Ensure that the query planner has the latest statistics about tables to choose the best plan for queries. The ANALYZE operation collects statistics about the contents of tables in the database, and stores the results in the pg_statistic system catalog. Subsequently, the query planner uses these statistics to help determine the most efficient execution plans for queries. The AUTOVACUUM process automatically analyzes the tables periodically, so run the following command to check if all the tables have been analyzed and have the latest metadata available to the planner.
SELECT relname, last_autovacuum, last_autoanalyze FROM pg_stat_user_tables;
Inadequate system settings
There are other factors and flag settings or system factors that influence the performance of your query. Run the following query to check the wait events and wait event type to get the insights about the performance of other system settings.
SELECT datname, usename, ( case when usename is not null then state else query end ) AS what, wait_event_type, wait_event, backend_type, count(*) FROM pg_stat_activity GROUP BY 1, 2, 3, 4, 5, 6 ORDER BY 1, 2, 3, 4 nulls first, 5, 6;
The output looks similar to this:
.. | .. | what | wait_event_type | wait_event | .. | count -..--+-..-+----------------+-----------------+----------------------+-..----+------ .. .. | .. | active | IO | CommitWaitFlush | .. | 750 .. | .. | idle | IO | CommitWaitFlush | .. | 360 .. | .. | active | LWLock | BufferMapping | .. | 191
Monitor sequential scans
Frequent sequential scans over tables of more than a few tens of rows usually indicate a missing index. When the scans touch thousands or even hundreds of thousands of rows, it can cause excessive CPU usage.

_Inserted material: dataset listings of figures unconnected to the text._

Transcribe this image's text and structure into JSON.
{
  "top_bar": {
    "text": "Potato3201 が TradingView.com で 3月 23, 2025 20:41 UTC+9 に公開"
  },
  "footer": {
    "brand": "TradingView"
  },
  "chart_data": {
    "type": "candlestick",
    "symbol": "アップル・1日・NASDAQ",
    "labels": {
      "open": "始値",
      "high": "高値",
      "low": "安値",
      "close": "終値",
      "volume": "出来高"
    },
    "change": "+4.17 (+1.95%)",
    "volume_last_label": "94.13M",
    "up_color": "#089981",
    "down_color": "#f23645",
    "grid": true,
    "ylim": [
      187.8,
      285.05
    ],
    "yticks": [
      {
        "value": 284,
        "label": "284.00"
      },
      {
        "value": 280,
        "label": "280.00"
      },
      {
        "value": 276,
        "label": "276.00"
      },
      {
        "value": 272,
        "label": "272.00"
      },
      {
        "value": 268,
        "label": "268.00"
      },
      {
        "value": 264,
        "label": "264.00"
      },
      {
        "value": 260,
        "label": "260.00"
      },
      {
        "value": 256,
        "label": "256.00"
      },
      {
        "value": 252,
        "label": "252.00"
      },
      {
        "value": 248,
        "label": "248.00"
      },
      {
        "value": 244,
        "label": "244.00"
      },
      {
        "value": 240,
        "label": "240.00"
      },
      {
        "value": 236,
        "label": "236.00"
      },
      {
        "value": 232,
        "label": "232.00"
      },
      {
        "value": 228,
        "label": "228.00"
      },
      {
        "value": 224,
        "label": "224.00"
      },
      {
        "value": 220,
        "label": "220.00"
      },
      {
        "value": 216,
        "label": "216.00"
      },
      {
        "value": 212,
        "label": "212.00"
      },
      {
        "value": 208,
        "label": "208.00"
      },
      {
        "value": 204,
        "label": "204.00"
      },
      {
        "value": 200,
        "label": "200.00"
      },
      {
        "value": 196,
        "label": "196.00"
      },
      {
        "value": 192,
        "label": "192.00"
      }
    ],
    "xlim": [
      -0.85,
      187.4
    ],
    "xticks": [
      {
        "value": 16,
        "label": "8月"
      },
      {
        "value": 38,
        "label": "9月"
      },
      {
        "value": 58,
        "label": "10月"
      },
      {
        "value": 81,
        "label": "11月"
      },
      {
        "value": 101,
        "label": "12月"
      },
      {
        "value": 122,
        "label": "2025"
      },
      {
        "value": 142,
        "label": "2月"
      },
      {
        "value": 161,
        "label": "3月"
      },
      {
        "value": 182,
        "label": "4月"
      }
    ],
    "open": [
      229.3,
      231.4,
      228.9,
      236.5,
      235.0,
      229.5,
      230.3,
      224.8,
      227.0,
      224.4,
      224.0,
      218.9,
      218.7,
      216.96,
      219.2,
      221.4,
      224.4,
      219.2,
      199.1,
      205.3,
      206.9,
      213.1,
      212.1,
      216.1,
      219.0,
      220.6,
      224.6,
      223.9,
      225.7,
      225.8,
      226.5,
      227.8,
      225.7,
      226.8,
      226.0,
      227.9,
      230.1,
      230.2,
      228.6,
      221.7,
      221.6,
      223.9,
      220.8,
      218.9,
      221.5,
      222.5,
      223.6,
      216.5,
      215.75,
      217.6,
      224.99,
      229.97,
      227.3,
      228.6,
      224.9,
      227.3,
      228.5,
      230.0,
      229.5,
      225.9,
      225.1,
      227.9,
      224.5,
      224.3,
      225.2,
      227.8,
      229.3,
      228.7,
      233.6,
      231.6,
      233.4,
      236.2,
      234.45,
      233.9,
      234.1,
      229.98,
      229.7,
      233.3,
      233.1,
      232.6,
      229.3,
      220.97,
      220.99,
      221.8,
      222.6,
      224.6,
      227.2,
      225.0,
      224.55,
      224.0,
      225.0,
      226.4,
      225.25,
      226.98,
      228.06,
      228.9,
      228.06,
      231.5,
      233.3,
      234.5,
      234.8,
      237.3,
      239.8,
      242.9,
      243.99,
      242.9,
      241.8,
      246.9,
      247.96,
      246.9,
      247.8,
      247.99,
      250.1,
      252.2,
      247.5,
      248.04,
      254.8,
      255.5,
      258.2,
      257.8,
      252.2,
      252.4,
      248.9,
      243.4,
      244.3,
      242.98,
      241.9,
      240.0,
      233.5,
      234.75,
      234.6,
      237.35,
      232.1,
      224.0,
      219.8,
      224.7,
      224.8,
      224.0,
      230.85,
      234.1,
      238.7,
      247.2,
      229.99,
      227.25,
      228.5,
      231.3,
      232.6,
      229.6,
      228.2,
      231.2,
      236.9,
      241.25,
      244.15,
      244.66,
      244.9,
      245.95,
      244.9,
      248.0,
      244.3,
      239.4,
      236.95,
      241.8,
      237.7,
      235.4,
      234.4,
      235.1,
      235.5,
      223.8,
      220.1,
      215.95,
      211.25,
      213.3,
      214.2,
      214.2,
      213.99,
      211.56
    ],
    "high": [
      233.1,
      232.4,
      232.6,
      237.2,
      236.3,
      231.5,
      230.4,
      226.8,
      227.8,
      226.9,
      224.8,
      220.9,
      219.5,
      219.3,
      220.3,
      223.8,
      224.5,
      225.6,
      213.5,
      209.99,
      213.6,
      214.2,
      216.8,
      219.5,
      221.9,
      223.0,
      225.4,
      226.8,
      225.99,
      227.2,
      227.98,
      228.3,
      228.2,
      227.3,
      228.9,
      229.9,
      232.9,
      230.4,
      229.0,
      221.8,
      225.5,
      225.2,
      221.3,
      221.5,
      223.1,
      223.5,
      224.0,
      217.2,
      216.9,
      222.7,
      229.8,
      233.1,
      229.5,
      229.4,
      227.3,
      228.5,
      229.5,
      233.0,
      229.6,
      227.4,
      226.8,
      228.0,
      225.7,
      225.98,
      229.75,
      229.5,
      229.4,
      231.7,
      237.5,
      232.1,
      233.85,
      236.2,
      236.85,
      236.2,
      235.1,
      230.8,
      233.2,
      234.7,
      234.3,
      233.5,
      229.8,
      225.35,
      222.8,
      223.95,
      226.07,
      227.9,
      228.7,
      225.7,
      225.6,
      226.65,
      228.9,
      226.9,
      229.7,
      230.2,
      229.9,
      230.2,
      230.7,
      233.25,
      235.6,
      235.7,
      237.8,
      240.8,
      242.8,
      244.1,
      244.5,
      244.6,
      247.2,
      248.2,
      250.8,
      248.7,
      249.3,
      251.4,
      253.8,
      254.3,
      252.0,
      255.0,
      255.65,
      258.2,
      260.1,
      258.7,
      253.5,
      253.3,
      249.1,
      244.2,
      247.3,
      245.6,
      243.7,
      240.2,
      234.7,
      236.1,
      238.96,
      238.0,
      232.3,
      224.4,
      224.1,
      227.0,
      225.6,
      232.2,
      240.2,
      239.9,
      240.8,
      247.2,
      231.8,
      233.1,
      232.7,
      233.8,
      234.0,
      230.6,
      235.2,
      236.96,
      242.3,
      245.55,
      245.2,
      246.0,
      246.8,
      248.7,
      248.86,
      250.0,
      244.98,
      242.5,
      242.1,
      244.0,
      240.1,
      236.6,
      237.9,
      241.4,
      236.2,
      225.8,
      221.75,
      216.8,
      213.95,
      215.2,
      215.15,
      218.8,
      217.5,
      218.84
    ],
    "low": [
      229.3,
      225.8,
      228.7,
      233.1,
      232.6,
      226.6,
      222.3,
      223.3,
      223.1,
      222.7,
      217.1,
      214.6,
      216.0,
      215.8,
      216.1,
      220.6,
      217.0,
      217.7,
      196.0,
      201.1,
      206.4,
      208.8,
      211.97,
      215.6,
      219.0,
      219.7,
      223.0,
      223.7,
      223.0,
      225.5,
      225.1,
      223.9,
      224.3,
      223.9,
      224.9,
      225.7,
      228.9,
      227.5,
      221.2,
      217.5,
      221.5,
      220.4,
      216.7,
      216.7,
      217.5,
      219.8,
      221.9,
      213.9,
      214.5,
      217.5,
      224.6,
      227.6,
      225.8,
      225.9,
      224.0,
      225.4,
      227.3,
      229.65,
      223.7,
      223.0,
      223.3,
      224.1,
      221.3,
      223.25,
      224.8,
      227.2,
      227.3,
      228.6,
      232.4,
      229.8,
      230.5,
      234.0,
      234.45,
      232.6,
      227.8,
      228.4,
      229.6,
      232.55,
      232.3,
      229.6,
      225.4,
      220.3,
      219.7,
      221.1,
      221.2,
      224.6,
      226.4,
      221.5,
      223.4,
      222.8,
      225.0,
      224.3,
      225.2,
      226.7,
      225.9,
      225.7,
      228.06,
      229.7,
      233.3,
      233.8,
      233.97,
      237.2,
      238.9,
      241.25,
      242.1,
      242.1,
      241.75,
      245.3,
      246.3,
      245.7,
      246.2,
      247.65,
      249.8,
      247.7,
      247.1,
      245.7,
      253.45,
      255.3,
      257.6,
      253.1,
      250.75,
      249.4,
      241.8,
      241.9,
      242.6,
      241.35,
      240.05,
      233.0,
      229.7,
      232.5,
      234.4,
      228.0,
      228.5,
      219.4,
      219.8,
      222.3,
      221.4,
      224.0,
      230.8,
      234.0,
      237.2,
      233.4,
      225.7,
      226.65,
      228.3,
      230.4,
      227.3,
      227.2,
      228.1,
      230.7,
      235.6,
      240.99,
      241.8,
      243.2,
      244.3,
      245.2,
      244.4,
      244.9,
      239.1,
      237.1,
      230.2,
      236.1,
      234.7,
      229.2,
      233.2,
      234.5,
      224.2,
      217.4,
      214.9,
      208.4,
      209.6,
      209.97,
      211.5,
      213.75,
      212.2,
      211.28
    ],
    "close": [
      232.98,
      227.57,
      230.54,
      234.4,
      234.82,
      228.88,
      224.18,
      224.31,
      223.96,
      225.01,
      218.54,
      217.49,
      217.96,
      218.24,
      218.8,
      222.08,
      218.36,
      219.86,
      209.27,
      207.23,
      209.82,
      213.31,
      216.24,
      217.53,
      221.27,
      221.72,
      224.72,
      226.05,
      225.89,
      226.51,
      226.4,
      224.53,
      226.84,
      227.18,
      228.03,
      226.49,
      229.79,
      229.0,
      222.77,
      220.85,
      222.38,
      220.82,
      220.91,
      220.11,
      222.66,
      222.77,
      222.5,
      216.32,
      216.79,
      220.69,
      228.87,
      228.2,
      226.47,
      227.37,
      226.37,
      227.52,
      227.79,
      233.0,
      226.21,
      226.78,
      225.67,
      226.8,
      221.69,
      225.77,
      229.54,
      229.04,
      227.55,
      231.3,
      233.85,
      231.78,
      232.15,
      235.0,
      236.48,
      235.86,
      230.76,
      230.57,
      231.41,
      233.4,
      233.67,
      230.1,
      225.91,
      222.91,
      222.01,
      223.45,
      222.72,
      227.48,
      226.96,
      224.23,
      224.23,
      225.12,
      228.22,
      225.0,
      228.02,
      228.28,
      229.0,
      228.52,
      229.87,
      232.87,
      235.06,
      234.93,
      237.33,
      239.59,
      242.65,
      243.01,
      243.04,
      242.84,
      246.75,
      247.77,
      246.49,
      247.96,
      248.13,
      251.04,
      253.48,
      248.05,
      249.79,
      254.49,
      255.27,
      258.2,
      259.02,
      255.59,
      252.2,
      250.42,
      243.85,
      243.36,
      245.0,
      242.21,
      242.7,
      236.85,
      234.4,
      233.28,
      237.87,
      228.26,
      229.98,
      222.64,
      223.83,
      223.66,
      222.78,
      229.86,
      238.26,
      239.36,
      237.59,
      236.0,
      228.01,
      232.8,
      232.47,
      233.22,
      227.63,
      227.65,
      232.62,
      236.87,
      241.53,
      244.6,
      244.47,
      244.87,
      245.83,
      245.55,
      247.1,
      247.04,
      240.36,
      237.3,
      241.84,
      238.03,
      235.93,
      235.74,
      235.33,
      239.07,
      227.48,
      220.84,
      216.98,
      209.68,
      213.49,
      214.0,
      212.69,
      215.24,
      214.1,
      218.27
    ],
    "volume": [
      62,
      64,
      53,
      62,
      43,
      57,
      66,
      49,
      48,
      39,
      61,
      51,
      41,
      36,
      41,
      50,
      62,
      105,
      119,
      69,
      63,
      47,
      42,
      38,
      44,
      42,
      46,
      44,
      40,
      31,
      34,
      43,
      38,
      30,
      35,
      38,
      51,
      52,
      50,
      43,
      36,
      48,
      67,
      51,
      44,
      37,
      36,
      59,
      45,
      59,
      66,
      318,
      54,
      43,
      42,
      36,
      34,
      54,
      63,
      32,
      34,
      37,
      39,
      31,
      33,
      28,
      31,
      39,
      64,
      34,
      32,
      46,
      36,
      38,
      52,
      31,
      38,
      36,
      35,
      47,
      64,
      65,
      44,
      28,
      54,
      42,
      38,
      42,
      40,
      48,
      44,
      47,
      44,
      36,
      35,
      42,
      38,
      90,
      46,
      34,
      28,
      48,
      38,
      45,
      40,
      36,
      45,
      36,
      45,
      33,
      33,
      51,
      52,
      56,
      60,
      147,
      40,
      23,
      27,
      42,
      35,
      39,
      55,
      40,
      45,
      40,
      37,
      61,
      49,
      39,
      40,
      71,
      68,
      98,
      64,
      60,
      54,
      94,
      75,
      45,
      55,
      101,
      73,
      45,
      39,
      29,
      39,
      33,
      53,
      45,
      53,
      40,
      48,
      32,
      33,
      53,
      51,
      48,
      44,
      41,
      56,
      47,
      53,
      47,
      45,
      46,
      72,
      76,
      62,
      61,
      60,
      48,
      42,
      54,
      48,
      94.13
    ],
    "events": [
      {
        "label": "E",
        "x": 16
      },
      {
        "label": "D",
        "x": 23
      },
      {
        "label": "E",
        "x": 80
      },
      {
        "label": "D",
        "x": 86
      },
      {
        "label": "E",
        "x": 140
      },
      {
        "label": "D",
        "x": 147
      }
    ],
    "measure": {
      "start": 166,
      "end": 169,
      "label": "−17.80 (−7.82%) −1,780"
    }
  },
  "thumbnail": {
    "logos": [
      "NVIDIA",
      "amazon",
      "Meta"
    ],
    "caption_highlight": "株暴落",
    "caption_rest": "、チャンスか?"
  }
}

Frequent sequential scans on tables with hundreds of thousands of rows can cause excessive CPU usage. Avoid sequential scans on such tables by creating necessary indices.
Run the following query to check the number of times sequential scans are initiated on any table.
SELECT relname, idx_scan, seq_scan, n_live_tup FROM pg_stat_user_tables WHERE seq_scan > 0 ORDER BY n_live_tup desc;
Lastly, if the CPU is still high and you feel those queries are legitimate traffic then consider increasing the CPU resources in your instance to avoid database crash or downtime.